Growing protein crystals that are of sufficient size and quality for conventional X-ray structure analysis can be extremely challenging. Many biologically significant proteins, including membrane proteins, tend to form crystals which diffract poorly due to a lack of good crystallinity. The presence of disorder within the crystal can make structure determination with conventional protein crystallography methods challenging as only relatively small amounts of disorder are tolerated. Methods of studying disorder and the associated crystal strain in biological and protein crystals have thus far been limited to relatively low spatial resolution techniques, such as reciprocal space mapping (RSM), which preclude the study of smaller, micron-sized crystals.
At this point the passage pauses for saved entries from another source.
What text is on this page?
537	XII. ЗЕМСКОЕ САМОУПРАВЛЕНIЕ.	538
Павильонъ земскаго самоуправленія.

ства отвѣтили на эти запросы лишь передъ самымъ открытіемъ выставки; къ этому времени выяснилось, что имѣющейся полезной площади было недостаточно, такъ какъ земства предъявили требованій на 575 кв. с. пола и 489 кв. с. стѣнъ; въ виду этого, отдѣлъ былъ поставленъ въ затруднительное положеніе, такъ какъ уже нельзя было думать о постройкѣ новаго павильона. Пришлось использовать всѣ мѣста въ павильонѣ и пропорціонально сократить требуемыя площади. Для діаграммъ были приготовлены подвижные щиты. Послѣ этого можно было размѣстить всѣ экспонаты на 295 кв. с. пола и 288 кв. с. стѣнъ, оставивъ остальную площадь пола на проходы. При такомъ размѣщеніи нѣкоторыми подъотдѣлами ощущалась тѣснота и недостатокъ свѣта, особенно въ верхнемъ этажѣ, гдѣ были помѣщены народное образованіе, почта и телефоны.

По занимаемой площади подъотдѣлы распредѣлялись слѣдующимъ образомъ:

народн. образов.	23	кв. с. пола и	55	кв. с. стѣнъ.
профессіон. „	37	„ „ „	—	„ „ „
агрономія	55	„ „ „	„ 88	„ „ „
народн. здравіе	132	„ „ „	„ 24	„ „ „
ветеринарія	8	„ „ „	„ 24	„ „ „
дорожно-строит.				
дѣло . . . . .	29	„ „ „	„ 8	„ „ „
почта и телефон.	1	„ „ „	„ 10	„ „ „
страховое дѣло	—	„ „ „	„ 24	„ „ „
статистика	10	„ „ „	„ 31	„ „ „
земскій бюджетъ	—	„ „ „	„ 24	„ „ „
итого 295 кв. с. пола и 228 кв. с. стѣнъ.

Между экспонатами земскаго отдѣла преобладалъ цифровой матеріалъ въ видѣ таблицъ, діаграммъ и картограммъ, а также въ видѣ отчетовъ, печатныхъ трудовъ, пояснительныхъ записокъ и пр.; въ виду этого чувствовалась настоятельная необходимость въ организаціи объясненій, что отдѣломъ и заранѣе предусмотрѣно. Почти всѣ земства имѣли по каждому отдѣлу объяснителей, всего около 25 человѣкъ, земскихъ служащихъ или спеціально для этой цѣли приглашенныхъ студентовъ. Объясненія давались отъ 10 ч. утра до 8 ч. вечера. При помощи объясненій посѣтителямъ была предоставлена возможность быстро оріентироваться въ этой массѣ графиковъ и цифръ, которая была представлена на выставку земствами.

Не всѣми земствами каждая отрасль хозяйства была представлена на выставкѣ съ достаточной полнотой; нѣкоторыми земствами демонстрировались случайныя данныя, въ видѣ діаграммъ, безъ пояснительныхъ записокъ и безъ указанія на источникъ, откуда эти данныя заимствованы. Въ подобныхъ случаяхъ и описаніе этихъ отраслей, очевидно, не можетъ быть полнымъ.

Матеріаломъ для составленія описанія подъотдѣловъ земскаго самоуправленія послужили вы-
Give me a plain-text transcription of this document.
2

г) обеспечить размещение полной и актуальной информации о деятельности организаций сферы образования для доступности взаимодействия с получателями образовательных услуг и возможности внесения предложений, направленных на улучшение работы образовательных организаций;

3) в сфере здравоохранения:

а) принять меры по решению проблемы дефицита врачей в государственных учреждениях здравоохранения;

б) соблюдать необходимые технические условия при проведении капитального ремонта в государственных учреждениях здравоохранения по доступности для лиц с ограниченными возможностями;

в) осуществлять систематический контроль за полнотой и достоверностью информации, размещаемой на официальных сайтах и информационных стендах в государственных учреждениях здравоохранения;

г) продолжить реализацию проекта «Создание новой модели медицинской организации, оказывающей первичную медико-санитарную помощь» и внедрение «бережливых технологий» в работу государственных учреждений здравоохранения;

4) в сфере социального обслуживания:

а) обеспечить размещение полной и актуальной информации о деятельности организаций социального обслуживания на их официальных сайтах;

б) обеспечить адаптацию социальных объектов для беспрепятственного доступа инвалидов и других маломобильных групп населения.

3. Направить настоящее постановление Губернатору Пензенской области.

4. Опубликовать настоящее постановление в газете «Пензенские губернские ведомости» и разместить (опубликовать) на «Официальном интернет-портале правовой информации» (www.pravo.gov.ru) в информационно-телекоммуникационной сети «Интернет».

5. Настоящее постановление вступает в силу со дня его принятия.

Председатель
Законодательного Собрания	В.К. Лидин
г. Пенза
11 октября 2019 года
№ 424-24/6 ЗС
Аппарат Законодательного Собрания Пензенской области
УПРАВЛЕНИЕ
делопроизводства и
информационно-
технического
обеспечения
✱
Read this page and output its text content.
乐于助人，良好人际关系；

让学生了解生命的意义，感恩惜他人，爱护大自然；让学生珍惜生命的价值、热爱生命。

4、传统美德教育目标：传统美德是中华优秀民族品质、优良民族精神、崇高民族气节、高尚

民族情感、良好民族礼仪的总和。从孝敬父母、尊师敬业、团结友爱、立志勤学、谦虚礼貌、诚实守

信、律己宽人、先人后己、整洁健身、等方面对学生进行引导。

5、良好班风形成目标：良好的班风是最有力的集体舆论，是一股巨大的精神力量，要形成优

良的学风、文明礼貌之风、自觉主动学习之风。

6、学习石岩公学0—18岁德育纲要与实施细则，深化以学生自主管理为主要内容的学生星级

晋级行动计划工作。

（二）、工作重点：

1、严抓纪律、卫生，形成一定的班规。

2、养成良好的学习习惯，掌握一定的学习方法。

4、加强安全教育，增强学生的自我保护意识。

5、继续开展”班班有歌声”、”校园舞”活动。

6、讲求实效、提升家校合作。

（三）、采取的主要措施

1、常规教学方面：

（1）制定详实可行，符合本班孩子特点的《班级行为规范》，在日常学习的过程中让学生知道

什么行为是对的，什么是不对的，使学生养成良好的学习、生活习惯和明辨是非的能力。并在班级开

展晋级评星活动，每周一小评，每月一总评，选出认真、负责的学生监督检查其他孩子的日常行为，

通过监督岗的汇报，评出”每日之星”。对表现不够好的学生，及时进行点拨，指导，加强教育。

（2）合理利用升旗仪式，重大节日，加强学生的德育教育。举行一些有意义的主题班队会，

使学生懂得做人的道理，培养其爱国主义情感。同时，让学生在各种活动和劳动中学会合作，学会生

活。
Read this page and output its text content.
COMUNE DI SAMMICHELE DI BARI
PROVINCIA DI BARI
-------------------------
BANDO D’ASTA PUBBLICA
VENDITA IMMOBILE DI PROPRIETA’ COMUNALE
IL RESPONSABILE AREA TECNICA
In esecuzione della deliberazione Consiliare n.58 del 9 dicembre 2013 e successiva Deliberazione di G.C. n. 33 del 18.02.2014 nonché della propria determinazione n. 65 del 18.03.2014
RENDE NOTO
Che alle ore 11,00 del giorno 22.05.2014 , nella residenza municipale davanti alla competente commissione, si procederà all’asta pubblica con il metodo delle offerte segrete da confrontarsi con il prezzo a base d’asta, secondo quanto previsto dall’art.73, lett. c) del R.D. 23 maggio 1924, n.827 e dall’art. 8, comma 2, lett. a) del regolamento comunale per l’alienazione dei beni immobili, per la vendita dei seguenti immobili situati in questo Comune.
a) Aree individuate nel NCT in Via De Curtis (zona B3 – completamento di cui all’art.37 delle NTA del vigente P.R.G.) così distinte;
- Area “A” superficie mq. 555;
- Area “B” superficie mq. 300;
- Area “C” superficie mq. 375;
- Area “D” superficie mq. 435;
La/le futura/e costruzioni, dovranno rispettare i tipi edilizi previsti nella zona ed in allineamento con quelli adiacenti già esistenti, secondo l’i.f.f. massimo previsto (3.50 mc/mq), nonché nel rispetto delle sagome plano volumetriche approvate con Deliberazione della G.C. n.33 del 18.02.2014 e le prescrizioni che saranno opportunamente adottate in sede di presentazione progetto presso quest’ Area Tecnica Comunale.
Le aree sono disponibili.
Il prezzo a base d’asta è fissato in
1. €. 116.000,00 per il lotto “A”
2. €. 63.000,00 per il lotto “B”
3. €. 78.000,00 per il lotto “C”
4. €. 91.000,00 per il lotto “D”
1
The three-dimensional strain distribution in nanocrystals of ‘radiation hard’ materials (e.g. Au, Pb and diamond) has been previously studied using a technique known as Bragg coherent diffractive imaging (BCDI). BCDI is able to determine atomic displacements within a crystal using the continuous diffraction pattern around a Bragg peak [1].

Advances in detector technology and sensitivity have recently allowed us to extend these ideas to disordered micron-sized protein crystals. Our current work is focused on incorporating this additional information into strategies for structure determination for disordered crystals in cases where conventional crystallographic approaches fail. The key to this technique is in the high-resolution characterisation of the disorder and strains within the protein crystal which can be used to refine the recovery of the protein structure.

Here we present the underlying theory behind our approach to protein structure determination and discuss the potential implications for improving the quality of structures obtained from imperfect protein crystals.